Das Finanzgericht hat daher das Verfahren ausgesetzt und dem EuGH zur Vorabentscheidung vorgelegt, ob Art. 2 Abs. 4 Buchst. b 3. Anstrich der Richtlinie (EG) Nr. 2003/96 des Rates zur Restrukturierung der gemeinschaftlichen Rahmenvorschriften zur Besteuerung von Energieerzeugnissen und elektrischem Strom hinsichtlich des Hochofenprozesses zur Roheisenherstellung dahingehend auszulegen ist, dass auch der Strom zum Antrieb der Winderzeuger als Strom anzusehen ist, der hauptsächlich für Zwecke der chemischen Reduktion verwendet wird.

Fazit

Die Praxis zeigt, dass die Finanzverwaltung im Rahmen der Bearbeitung der Steuerentlastungsanträge und in Betriebsprüfungen eine eher enge Interpretation der Steuerentlastungsvorschriften vornimmt.

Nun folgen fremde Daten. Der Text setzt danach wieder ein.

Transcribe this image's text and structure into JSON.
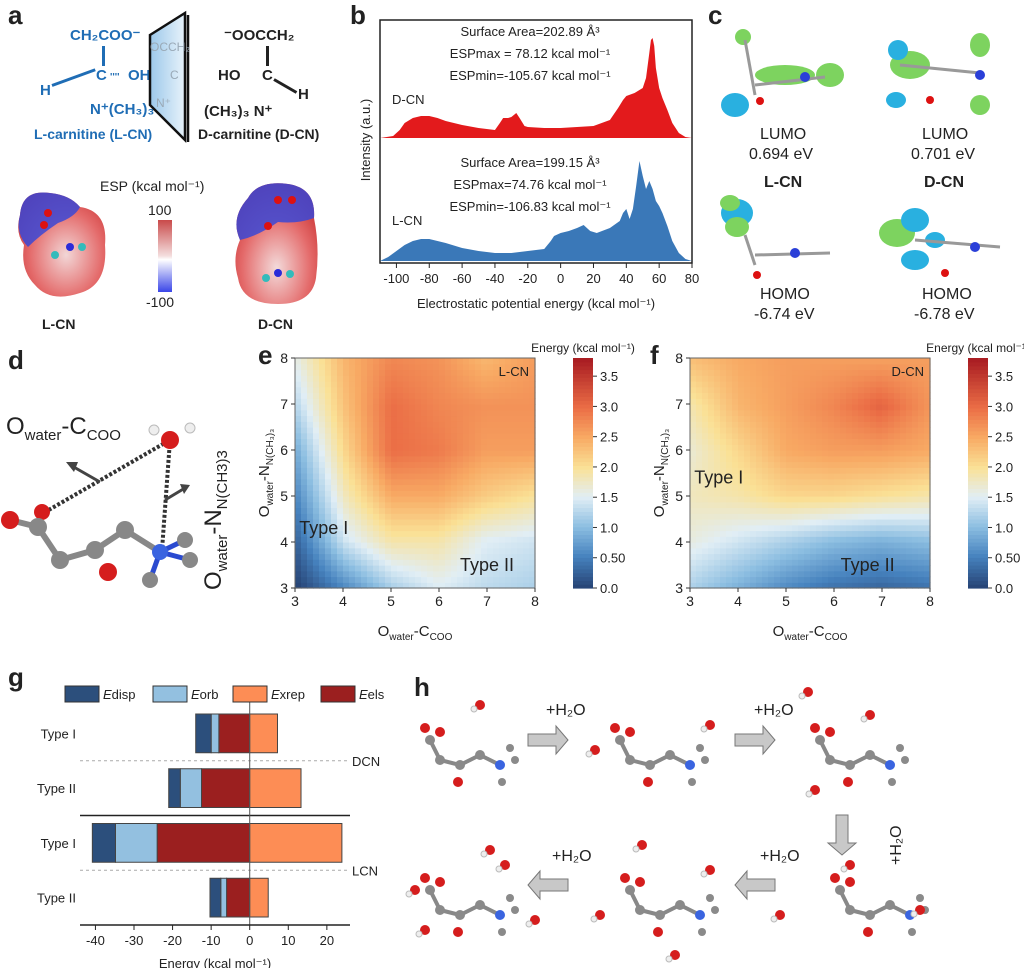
{
  "panels": {
    "a": {
      "label": "a",
      "l_structure": {
        "top": "CH₂COO⁻",
        "oh": "OH",
        "h": "H",
        "c": "C",
        "n": "N⁺(CH₃)₃",
        "name": "L-carnitine (L-CN)"
      },
      "d_structure": {
        "top": "⁻OOCCH₂",
        "oh": "HO",
        "h": "H",
        "c": "C",
        "n": "(CH₃)₃ N⁺",
        "name": "D-carnitine (D-CN)"
      },
      "mirror_ghost": {
        "top": "OCCH₂",
        "c": "C",
        "n": "N⁺"
      },
      "esp_title": "ESP (kcal mol⁻¹)",
      "esp_max": "100",
      "esp_min": "-100",
      "l_label": "L-CN",
      "d_label": "D-CN"
    },
    "b": {
      "label": "b"
    },
    "c": {
      "label": "c",
      "l_lumo": {
        "title": "LUMO",
        "value": "0.694 eV"
      },
      "d_lumo": {
        "title": "LUMO",
        "value": "0.701 eV"
      },
      "l_name": "L-CN",
      "d_name": "D-CN",
      "l_homo": {
        "title": "HOMO",
        "value": "-6.74 eV"
      },
      "d_homo": {
        "title": "HOMO",
        "value": "-6.78 eV"
      }
    },
    "d": {
      "label": "d",
      "dist1": "O",
      "dist1_sub": "water",
      "dist1_mid": "-C",
      "dist1_sub2": "COO",
      "dist2": "O",
      "dist2_sub": "water",
      "dist2_mid": "-N",
      "dist2_sub2": "N(CH3)3"
    },
    "e": {
      "label": "e"
    },
    "f": {
      "label": "f"
    },
    "g": {
      "label": "g"
    },
    "h": {
      "label": "h",
      "arrow_label": "+H₂O",
      "steps": 5
    }
  },
  "chart_data": [
    {
      "id": "b",
      "type": "area",
      "title": "",
      "xlabel": "Electrostatic potential energy (kcal mol⁻¹)",
      "ylabel": "Intensity (a.u.)",
      "xlim": [
        -110,
        80
      ],
      "xticks": [
        -100,
        -80,
        -60,
        -40,
        -20,
        0,
        20,
        40,
        60,
        80
      ],
      "series": [
        {
          "name": "D-CN",
          "color": "#e31a1c",
          "annotations": [
            "Surface Area=202.89 Å³",
            "ESPmax = 78.12 kcal mol⁻¹",
            "ESPmin=-105.67 kcal mol⁻¹"
          ],
          "x": [
            -110,
            -102,
            -98,
            -95,
            -90,
            -85,
            -80,
            -75,
            -70,
            -60,
            -50,
            -40,
            -37,
            -35,
            -32,
            -30,
            -27,
            -25,
            -22,
            -20,
            -10,
            0,
            10,
            20,
            30,
            35,
            38,
            40,
            45,
            48,
            50,
            52,
            54,
            55,
            56,
            57,
            58,
            60,
            62,
            65,
            68,
            72,
            76,
            80
          ],
          "y": [
            0.0,
            0.02,
            0.08,
            0.15,
            0.2,
            0.22,
            0.22,
            0.2,
            0.17,
            0.13,
            0.1,
            0.08,
            0.15,
            0.2,
            0.2,
            0.21,
            0.25,
            0.2,
            0.12,
            0.11,
            0.1,
            0.1,
            0.11,
            0.12,
            0.18,
            0.3,
            0.38,
            0.42,
            0.45,
            0.48,
            0.5,
            0.6,
            0.85,
            0.98,
            1.0,
            0.92,
            0.7,
            0.5,
            0.4,
            0.28,
            0.15,
            0.05,
            0.01,
            0.0
          ]
        },
        {
          "name": "L-CN",
          "color": "#3a78b8",
          "annotations": [
            "Surface Area=199.15 Å³",
            "ESPmax=74.76 kcal mol⁻¹",
            "ESPmin=-106.83 kcal mol⁻¹"
          ],
          "x": [
            -110,
            -105,
            -100,
            -95,
            -90,
            -85,
            -80,
            -75,
            -70,
            -60,
            -50,
            -40,
            -30,
            -20,
            -10,
            -6,
            -4,
            0,
            5,
            10,
            14,
            18,
            22,
            30,
            36,
            38,
            40,
            42,
            44,
            46,
            48,
            50,
            52,
            54,
            56,
            58,
            60,
            62,
            65,
            68,
            72,
            76,
            80
          ],
          "y": [
            0.0,
            0.04,
            0.1,
            0.16,
            0.2,
            0.22,
            0.22,
            0.2,
            0.18,
            0.13,
            0.1,
            0.08,
            0.08,
            0.1,
            0.12,
            0.2,
            0.25,
            0.28,
            0.3,
            0.33,
            0.36,
            0.3,
            0.28,
            0.33,
            0.4,
            0.48,
            0.52,
            0.42,
            0.52,
            0.75,
            1.0,
            0.85,
            0.72,
            0.8,
            0.72,
            0.6,
            0.55,
            0.48,
            0.35,
            0.2,
            0.08,
            0.02,
            0.0
          ]
        }
      ]
    },
    {
      "id": "e",
      "type": "heatmap",
      "title": "L-CN",
      "xlabel": "O_water-C_COO",
      "ylabel": "O_water-N_N(CH3)3",
      "xlim": [
        3,
        8
      ],
      "ylim": [
        3,
        8
      ],
      "xticks": [
        3,
        4,
        5,
        6,
        7,
        8
      ],
      "yticks": [
        3,
        4,
        5,
        6,
        7,
        8
      ],
      "colorbar_title": "Energy (kcal mol⁻¹)",
      "colorbar_range": [
        0.0,
        3.8
      ],
      "colorbar_ticks": [
        "0.0",
        "0.50",
        "1.0",
        "1.5",
        "2.0",
        "2.5",
        "3.0",
        "3.5"
      ],
      "annotations": [
        {
          "text": "Type I",
          "x": 3.6,
          "y": 4.3
        },
        {
          "text": "Type II",
          "x": 7.0,
          "y": 3.5
        }
      ],
      "grid_x": [
        3,
        4,
        5,
        6,
        7,
        8
      ],
      "grid_y": [
        3,
        4,
        5,
        6,
        7,
        8
      ],
      "z": [
        [
          0.0,
          0.6,
          1.2,
          1.5,
          1.3,
          1.2
        ],
        [
          0.3,
          1.4,
          1.9,
          1.9,
          1.5,
          1.4
        ],
        [
          0.6,
          1.8,
          2.5,
          2.5,
          2.2,
          2.0
        ],
        [
          0.9,
          2.1,
          3.0,
          2.9,
          2.6,
          2.6
        ],
        [
          1.3,
          2.3,
          3.0,
          2.8,
          2.7,
          2.7
        ],
        [
          1.6,
          2.4,
          2.8,
          2.7,
          2.4,
          2.6
        ]
      ]
    },
    {
      "id": "f",
      "type": "heatmap",
      "title": "D-CN",
      "xlabel": "O_water-C_COO",
      "ylabel": "O_water-N_N(CH3)3",
      "xlim": [
        3,
        8
      ],
      "ylim": [
        3,
        8
      ],
      "xticks": [
        3,
        4,
        5,
        6,
        7,
        8
      ],
      "yticks": [
        3,
        4,
        5,
        6,
        7,
        8
      ],
      "colorbar_title": "Energy (kcal mol⁻¹)",
      "colorbar_range": [
        0.0,
        3.8
      ],
      "colorbar_ticks": [
        "0.0",
        "0.50",
        "1.0",
        "1.5",
        "2.0",
        "2.5",
        "3.0",
        "3.5"
      ],
      "annotations": [
        {
          "text": "Type I",
          "x": 3.6,
          "y": 5.4
        },
        {
          "text": "Type II",
          "x": 6.7,
          "y": 3.5
        }
      ],
      "grid_x": [
        3,
        4,
        5,
        6,
        7,
        8
      ],
      "grid_y": [
        3,
        4,
        5,
        6,
        7,
        8
      ],
      "z": [
        [
          1.2,
          0.9,
          0.6,
          0.4,
          0.3,
          0.4
        ],
        [
          1.6,
          1.4,
          1.2,
          1.0,
          0.9,
          1.0
        ],
        [
          1.8,
          1.9,
          2.1,
          2.1,
          2.0,
          1.9
        ],
        [
          1.7,
          2.1,
          2.5,
          2.6,
          2.6,
          2.5
        ],
        [
          1.9,
          2.4,
          2.6,
          2.8,
          3.1,
          2.7
        ],
        [
          2.3,
          2.5,
          2.6,
          2.6,
          2.6,
          2.6
        ]
      ]
    },
    {
      "id": "g",
      "type": "bar",
      "orientation": "horizontal-stacked",
      "xlabel": "Energy (kcal mol⁻¹)",
      "xlim": [
        -44,
        26
      ],
      "xticks": [
        -40,
        -30,
        -20,
        -10,
        0,
        10,
        20
      ],
      "legend": [
        "Edisp",
        "Eorb",
        "Exrep",
        "Eels"
      ],
      "legend_placement": "top",
      "colors": {
        "Edisp": "#2c4f7c",
        "Eorb": "#93c0e0",
        "Exrep": "#fd8d55",
        "Eels": "#9b1f1f"
      },
      "groups": [
        {
          "name": "DCN",
          "rows": [
            {
              "label": "Type I",
              "Eels": -8.0,
              "Eorb": -2.0,
              "Edisp": -4.0,
              "Exrep": 7.2
            },
            {
              "label": "Type II",
              "Eels": -12.5,
              "Eorb": -5.5,
              "Edisp": -3.0,
              "Exrep": 13.3
            }
          ]
        },
        {
          "name": "LCN",
          "rows": [
            {
              "label": "Type I",
              "Eels": -24.0,
              "Eorb": -10.8,
              "Edisp": -6.0,
              "Exrep": 23.9
            },
            {
              "label": "Type II",
              "Eels": -6.0,
              "Eorb": -1.5,
              "Edisp": -2.8,
              "Exrep": 4.8
            }
          ]
        }
      ]
    }
  ]
}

Gerade große Stromverbräche führen zu einer hohen Belastung mit Stromsteuer. Energieintensive Unternehmen mit vielgestaltigen Prozessen sind mit einer Vielzahl von Entlastungsmöglichkeiten konfrontiert, die in Abhängigkeit des jeweiligen Entlastungstatbestandes eine teilweise oder vollstände Entlastung von der Stromsteuer vorsehen.

Bei stetig steigenden Energiekosten besteht daher das Interesse an einer Optimierung der Steuerquote und der optimalen Ausschöpfung von steuerlichen und außersteuerlichen Entlastungsmöglichkeiten, hier an einer vollständigen Entlastung von der Stromsteuer. Allerdings sind die formalen Anforderungen aufgrund der unterschiedlichen Entlastungsanträge und deren subsidiärer Wirkung verbunden mit der kurzen Verjährungsfrist hoch.

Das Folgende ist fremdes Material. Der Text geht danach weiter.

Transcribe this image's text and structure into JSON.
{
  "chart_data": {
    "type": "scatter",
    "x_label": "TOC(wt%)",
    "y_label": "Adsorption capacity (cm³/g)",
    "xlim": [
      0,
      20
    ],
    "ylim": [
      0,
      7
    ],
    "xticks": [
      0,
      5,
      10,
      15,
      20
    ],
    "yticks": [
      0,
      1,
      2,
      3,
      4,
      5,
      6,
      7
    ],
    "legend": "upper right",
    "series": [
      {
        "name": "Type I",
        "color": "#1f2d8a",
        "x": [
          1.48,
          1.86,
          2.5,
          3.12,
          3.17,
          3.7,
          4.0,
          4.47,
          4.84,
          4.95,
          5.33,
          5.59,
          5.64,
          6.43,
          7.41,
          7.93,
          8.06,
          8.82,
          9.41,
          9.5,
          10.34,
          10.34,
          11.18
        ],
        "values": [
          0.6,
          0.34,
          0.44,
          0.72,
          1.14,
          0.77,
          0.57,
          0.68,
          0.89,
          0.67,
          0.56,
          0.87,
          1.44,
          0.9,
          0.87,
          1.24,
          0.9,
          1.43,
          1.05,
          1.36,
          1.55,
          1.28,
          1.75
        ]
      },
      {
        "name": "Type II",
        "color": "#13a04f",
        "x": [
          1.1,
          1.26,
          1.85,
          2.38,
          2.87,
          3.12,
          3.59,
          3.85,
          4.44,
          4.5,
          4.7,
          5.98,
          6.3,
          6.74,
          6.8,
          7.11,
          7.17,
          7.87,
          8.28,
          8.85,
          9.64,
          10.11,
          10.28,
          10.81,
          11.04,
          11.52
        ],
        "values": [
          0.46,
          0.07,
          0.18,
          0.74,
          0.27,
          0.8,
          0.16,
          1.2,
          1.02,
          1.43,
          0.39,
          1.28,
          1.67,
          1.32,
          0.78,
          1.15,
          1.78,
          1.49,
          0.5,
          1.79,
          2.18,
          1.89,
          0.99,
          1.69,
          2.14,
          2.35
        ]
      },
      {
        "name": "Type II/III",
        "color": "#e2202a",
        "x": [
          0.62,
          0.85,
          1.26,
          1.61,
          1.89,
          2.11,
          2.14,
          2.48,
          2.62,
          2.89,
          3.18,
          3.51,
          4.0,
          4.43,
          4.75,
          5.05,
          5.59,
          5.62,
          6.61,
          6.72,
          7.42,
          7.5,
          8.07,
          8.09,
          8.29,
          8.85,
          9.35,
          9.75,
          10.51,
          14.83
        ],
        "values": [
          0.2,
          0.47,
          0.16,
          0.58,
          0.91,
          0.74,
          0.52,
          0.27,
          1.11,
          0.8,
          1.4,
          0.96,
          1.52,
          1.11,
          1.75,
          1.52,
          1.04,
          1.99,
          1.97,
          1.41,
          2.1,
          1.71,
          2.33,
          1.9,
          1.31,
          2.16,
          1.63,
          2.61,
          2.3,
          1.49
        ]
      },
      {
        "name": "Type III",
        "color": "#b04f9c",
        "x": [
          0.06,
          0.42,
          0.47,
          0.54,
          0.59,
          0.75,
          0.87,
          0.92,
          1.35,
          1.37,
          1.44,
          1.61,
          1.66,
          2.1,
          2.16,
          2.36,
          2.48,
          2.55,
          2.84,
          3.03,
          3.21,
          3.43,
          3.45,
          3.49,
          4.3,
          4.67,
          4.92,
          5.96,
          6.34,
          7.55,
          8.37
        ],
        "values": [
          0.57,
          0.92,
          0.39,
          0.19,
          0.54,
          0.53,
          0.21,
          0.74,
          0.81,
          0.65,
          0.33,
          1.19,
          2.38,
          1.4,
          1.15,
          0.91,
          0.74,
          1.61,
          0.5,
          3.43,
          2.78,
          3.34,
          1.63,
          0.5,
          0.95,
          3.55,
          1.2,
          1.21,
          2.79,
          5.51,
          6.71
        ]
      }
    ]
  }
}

Die Entscheidung des EuGH kann nicht nur für die Stahlbranche, sondern auch für weitere Branchen wirtschaftliche Bedeutung haben, die Strom in vergleichbaren Sachverhalten zum in-Gang setzen bzw. zur Aufrechterhaltung des chemischen Reduktionsverfahrens verwenden.

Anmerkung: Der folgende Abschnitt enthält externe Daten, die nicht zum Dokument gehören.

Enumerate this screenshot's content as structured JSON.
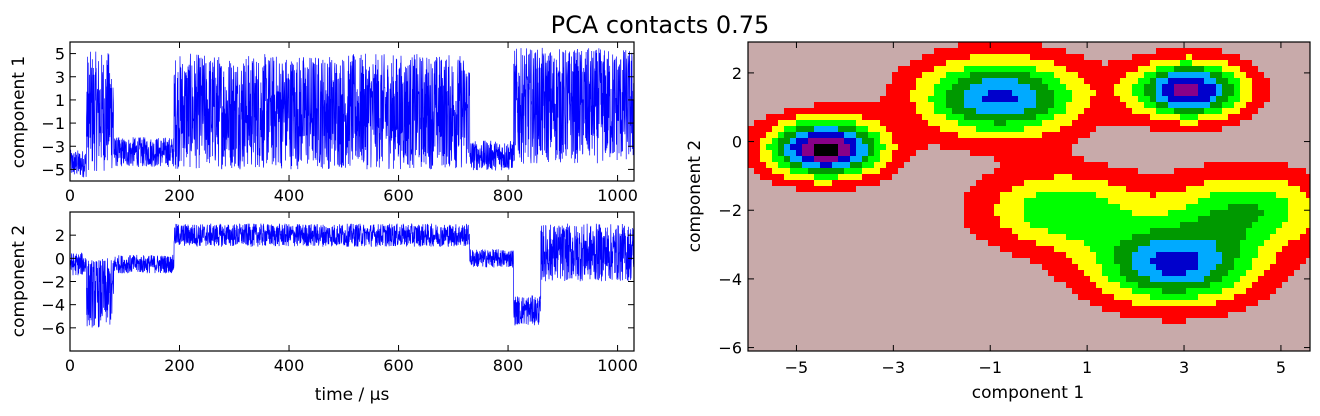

In der Zwischenzeit sollten die jeweiligen Verbräuche und deren steuerliche Einordnung unternehmensintern geprüft und bei vergleichbaren Sachverhaltsgestaltungen unter Beachtung der verfahrensrechtlichen Notwendigkeiten entsprechende Stromsteuerentlastungsanträge nach § 9a Abs. 1 Nr. 4 StromStG oder Änderungsanträge für vergleichbare Stromentnahmen gestellt werden.